Bayesian Inversion in Fractional Models for Cell Migration
摘要
Mathematical models based on differential equations play a fundamental role in describing the behavior of biological phenomena. In particular, in the study of cell migration, a process by which cells move from one place to another, these models allow not only to characterize cell movement qualitatively, but also to provide quantitative tools to evaluate the efficacy of different treatments or experimental conditions. In this chapter, we study two time-fractional differential equations to model cell migration phenomena. These models allow capturing memory effects and nonlocal behaviors, important features in biological processes such as cell migration and wound closure. The first model refers to a fractional logistic equation, designed to describe the evolution of the wound area, and provides a quantitative measure of the overall progress in wound closure.

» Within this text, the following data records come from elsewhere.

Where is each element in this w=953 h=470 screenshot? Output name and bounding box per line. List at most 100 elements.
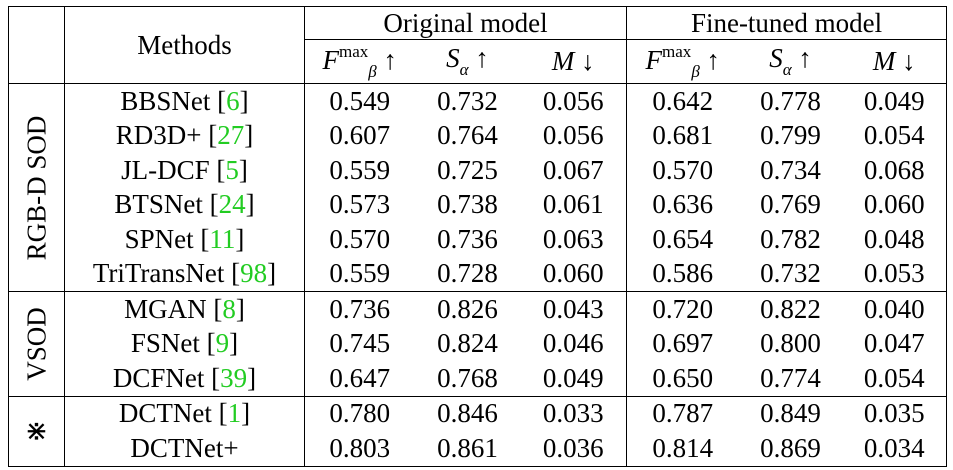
original-mae-value: 0.067 (520, 153, 628, 188)
finetuned-mae-value: 0.034 (842, 431, 948, 467)
finetuned-s-alpha-value: 0.782 (760, 223, 821, 254)
finetuned-f-beta-max-header: Fmaxβ ↑ (626, 39, 739, 84)
citation-link[interactable]: 9 (215, 328, 230, 359)
original-s-alpha-value: 0.846 (437, 398, 498, 429)
finetuned-f-beta-max-value: 0.570 (652, 154, 714, 185)
citation-link[interactable]: 11 (209, 223, 236, 254)
finetuned-mae-value: 0.048 (842, 222, 948, 257)
citation-link[interactable]: 39 (220, 362, 248, 393)
citation-link[interactable]: 1 (227, 398, 242, 429)
original-mae-value: 0.056 (520, 118, 628, 153)
method-name-cell: JL-DCF [5] (64, 153, 305, 188)
citation-link[interactable]: 6 (226, 85, 240, 116)
metric-arrow: ↑ (706, 44, 721, 75)
original-f-beta-max-value: 0.573 (329, 189, 391, 220)
metric-symbol: F (645, 44, 663, 75)
method-name: BBSNet (120, 85, 211, 116)
finetuned-mae-value: 0.054 (842, 118, 948, 153)
original-f-beta-max-header: Fmaxβ ↑ (304, 39, 415, 84)
method-name-cell: BBSNet [6] (64, 83, 305, 119)
table-row: ⋇ DCTNet [1] 0.780 0.846 0.033 0.787 0.849 0.03… (8, 396, 948, 467)
original-f-beta-max-value: 0.647 (304, 361, 415, 397)
table-row: FSNet [9] 0.745 0.824 0.046 0.697 0.800 0.047 (9, 326, 948, 361)
finetuned-f-beta-max-value: 0.636 (652, 189, 714, 220)
method-name-cell: DCFNet [39] (64, 361, 305, 397)
method-name: FSNet (130, 328, 200, 359)
citation-link[interactable]: 24 (218, 189, 246, 220)
method-name: MGAN (124, 293, 207, 324)
method-name: BTSNet (114, 189, 203, 220)
group-label-cell: ⋇ (8, 396, 65, 467)
finetuned-f-beta-max-value: 0.642 (652, 85, 714, 116)
method-name-cell: RD3D+ [27] (64, 118, 305, 153)
finetuned-s-alpha-value: 0.778 (760, 85, 821, 116)
table-row: DCTNet+ 0.803 0.861 0.036 0.814 0.869 0.034 (9, 431, 948, 467)
original-f-beta-max-value: 0.559 (304, 256, 415, 292)
metric-subscript: β (691, 61, 700, 81)
methods-header: Methods (64, 6, 305, 84)
original-f-beta-max-value: 0.549 (329, 85, 391, 116)
group-label: VSOD (21, 306, 51, 381)
citation-link[interactable]: 5 (225, 154, 239, 185)
table-row: VSOD MGAN [8] 0.736 0.826 0.043 0.720 0.822 0.0… (8, 291, 948, 397)
finetuned-s-alpha-value: 0.849 (760, 398, 821, 429)
metric-arrow: ↓ (902, 46, 916, 76)
original-f-beta-max-value: 0.607 (329, 120, 391, 151)
method-name: RD3D+ (115, 120, 202, 151)
method-name: DCFNet (112, 362, 205, 393)
metric-superscript: max (339, 41, 369, 61)
original-f-beta-max-value: 0.745 (329, 328, 391, 359)
method-name-cell: DCTNet+ (64, 431, 305, 467)
method-name-cell: FSNet [9] (64, 326, 305, 361)
metric-arrow: ↓ (581, 46, 595, 76)
finetuned-mae-value: 0.049 (842, 83, 948, 119)
original-f-beta-max-value: 0.559 (329, 154, 391, 185)
original-f-beta-max-value: 0.570 (329, 223, 391, 254)
original-mae-value: 0.056 (520, 83, 628, 119)
metric-arrow: ↑ (798, 43, 812, 73)
finetuned-s-alpha-value: 0.774 (738, 361, 843, 397)
finetuned-mae-header: M ↓ (842, 39, 948, 84)
original-f-beta-max-value: 0.803 (304, 431, 415, 467)
corner-cell (8, 6, 65, 40)
finetuned-mae-value: 0.054 (842, 361, 948, 397)
original-s-alpha-value: 0.738 (437, 189, 498, 220)
original-mae-header: M ↓ (520, 39, 628, 84)
method-name-cell: TriTransNet [98] (64, 256, 305, 292)
metric-arrow: ↑ (475, 43, 489, 73)
results-table: Methods Original model Fine-tuned model … (8, 6, 948, 467)
original-mae-value: 0.060 (520, 256, 628, 292)
original-s-alpha-value: 0.826 (437, 293, 498, 324)
finetuned-s-alpha-value: 0.869 (738, 431, 843, 467)
original-s-alpha-value: 0.732 (437, 85, 498, 116)
finetuned-s-alpha-value: 0.732 (738, 256, 843, 292)
original-mae-value: 0.061 (520, 187, 628, 222)
finetuned-mae-value: 0.068 (842, 153, 948, 188)
citation-link[interactable]: 27 (217, 120, 245, 151)
original-mae-value: 0.043 (520, 291, 628, 327)
method-name-cell: SPNet [11] (64, 222, 305, 257)
corner-cell-lower (8, 39, 65, 84)
metric-superscript: max (662, 41, 692, 61)
metric-symbol: M (551, 46, 575, 76)
method-name: DCTNet (118, 398, 212, 429)
finetuned-mae-value: 0.035 (842, 396, 948, 431)
metric-symbol: S (446, 43, 460, 73)
citation-link[interactable]: 8 (222, 293, 236, 324)
original-mae-value: 0.036 (520, 431, 628, 467)
table-row: BTSNet [24] 0.573 0.738 0.061 0.636 0.769 0.06… (9, 187, 948, 222)
original-model-header: Original model (304, 6, 628, 40)
original-s-alpha-value: 0.824 (437, 328, 498, 359)
method-name-cell: DCTNet [1] (64, 396, 305, 431)
original-s-alpha-value: 0.861 (414, 431, 521, 467)
original-s-alpha-value: 0.736 (437, 223, 498, 254)
metric-symbol: F (322, 44, 340, 75)
table-row: JL-DCF [5] 0.559 0.725 0.067 0.570 0.734 0.068 (9, 153, 948, 188)
metric-symbol: M (872, 46, 896, 76)
citation-link[interactable]: 98 (240, 258, 268, 289)
group-label: RGB-D SOD (21, 115, 51, 260)
original-mae-value: 0.046 (520, 326, 628, 361)
finetuned-f-beta-max-value: 0.586 (626, 256, 739, 292)
finetuned-s-alpha-value: 0.769 (760, 189, 821, 220)
original-f-beta-max-value: 0.736 (329, 293, 391, 324)
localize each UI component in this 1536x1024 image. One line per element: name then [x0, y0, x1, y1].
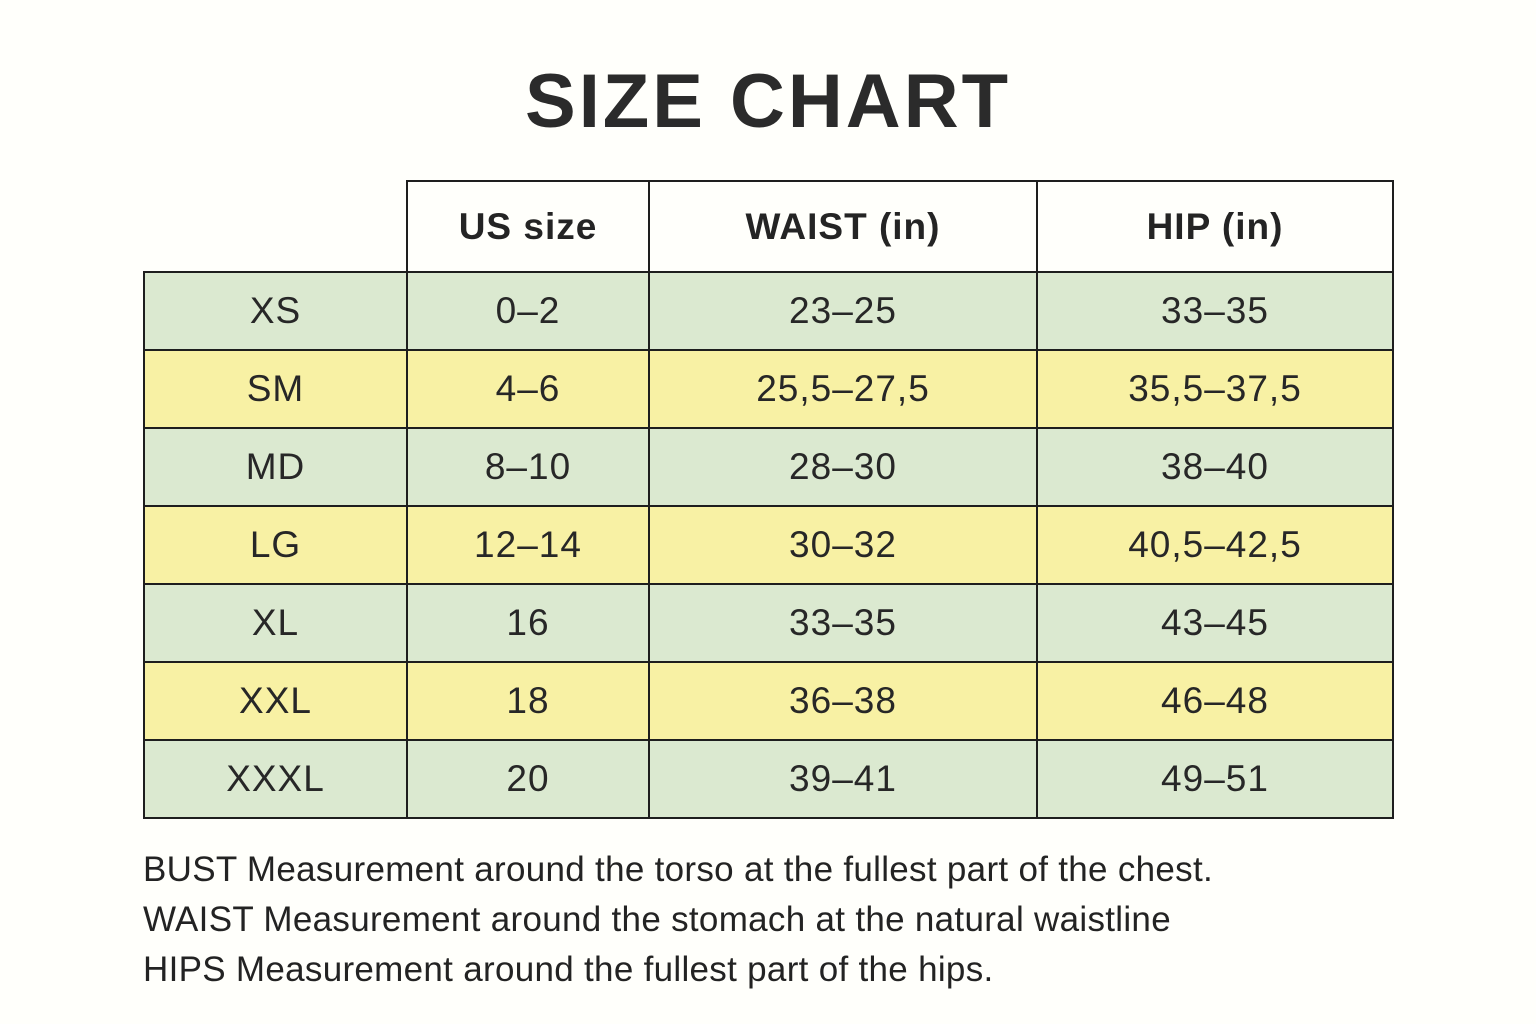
cell-hip: 35,5–37,5 [1036, 349, 1394, 429]
note-waist: WAIST Measurement around the stomach at … [143, 900, 1171, 939]
cell-size: LG [143, 505, 408, 585]
measurement-notes: BUST Measurement around the torso at the… [143, 845, 1213, 995]
cell-hip: 33–35 [1036, 271, 1394, 351]
cell-size: MD [143, 427, 408, 507]
header-cell-blank [144, 181, 407, 272]
cell-us: 0–2 [406, 271, 650, 351]
page-title: SIZE CHART [525, 59, 1011, 144]
cell-us: 16 [406, 583, 650, 663]
cell-waist: 25,5–27,5 [648, 349, 1038, 429]
cell-waist: 30–32 [648, 505, 1038, 585]
table-row-md: MD 8–10 28–30 38–40 [143, 427, 1394, 507]
table-row-xxxl: XXXL 20 39–41 49–51 [143, 739, 1394, 819]
table-row-xxl: XXL 18 36–38 46–48 [143, 661, 1394, 741]
cell-us: 18 [406, 661, 650, 741]
table-row-sm: SM 4–6 25,5–27,5 35,5–37,5 [143, 349, 1394, 429]
cell-size: XXXL [143, 739, 408, 819]
cell-us: 8–10 [406, 427, 650, 507]
cell-us: 20 [406, 739, 650, 819]
cell-size: XS [143, 271, 408, 351]
table-row-xl: XL 16 33–35 43–45 [143, 583, 1394, 663]
size-chart-table: US size WAIST (in) HIP (in) XS 0–2 23–25… [143, 180, 1394, 819]
cell-hip: 43–45 [1036, 583, 1394, 663]
cell-hip: 49–51 [1036, 739, 1394, 819]
cell-hip: 38–40 [1036, 427, 1394, 507]
cell-waist: 23–25 [648, 271, 1038, 351]
cell-hip: 46–48 [1036, 661, 1394, 741]
cell-size: XXL [143, 661, 408, 741]
table-row-lg: LG 12–14 30–32 40,5–42,5 [143, 505, 1394, 585]
header-cell-waist: WAIST (in) [648, 180, 1038, 273]
cell-waist: 28–30 [648, 427, 1038, 507]
cell-us: 4–6 [406, 349, 650, 429]
cell-size: SM [143, 349, 408, 429]
note-hips: HIPS Measurement around the fullest part… [143, 950, 994, 989]
cell-waist: 39–41 [648, 739, 1038, 819]
cell-waist: 33–35 [648, 583, 1038, 663]
cell-hip: 40,5–42,5 [1036, 505, 1394, 585]
cell-us: 12–14 [406, 505, 650, 585]
cell-size: XL [143, 583, 408, 663]
header-cell-us-size: US size [406, 180, 650, 273]
header-cell-hip: HIP (in) [1036, 180, 1394, 273]
header-row: US size WAIST (in) HIP (in) [144, 180, 1394, 273]
table-row-xs: XS 0–2 23–25 33–35 [143, 271, 1394, 351]
note-bust: BUST Measurement around the torso at the… [143, 850, 1214, 889]
cell-waist: 36–38 [648, 661, 1038, 741]
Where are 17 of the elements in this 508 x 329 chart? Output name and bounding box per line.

The second model is based on the Fisher-type fractional diffusion equation, which combines diffusion with growth terms to describe cell propagation during healing. In order to achieve the objective, the direct and inverse problems are addressed. For the direct problems, solutions are obtained using the Fourier analysis for the fractional diffusion equation and the homotopic perturbation method for the logistic equation. On the other hand, the inverse problem is solved from a Bayesian statistics approach, using data obtained from wound closure assays of laboratory experiments. The uncertainty quantification of the parameter is obtained from the posterior distributions.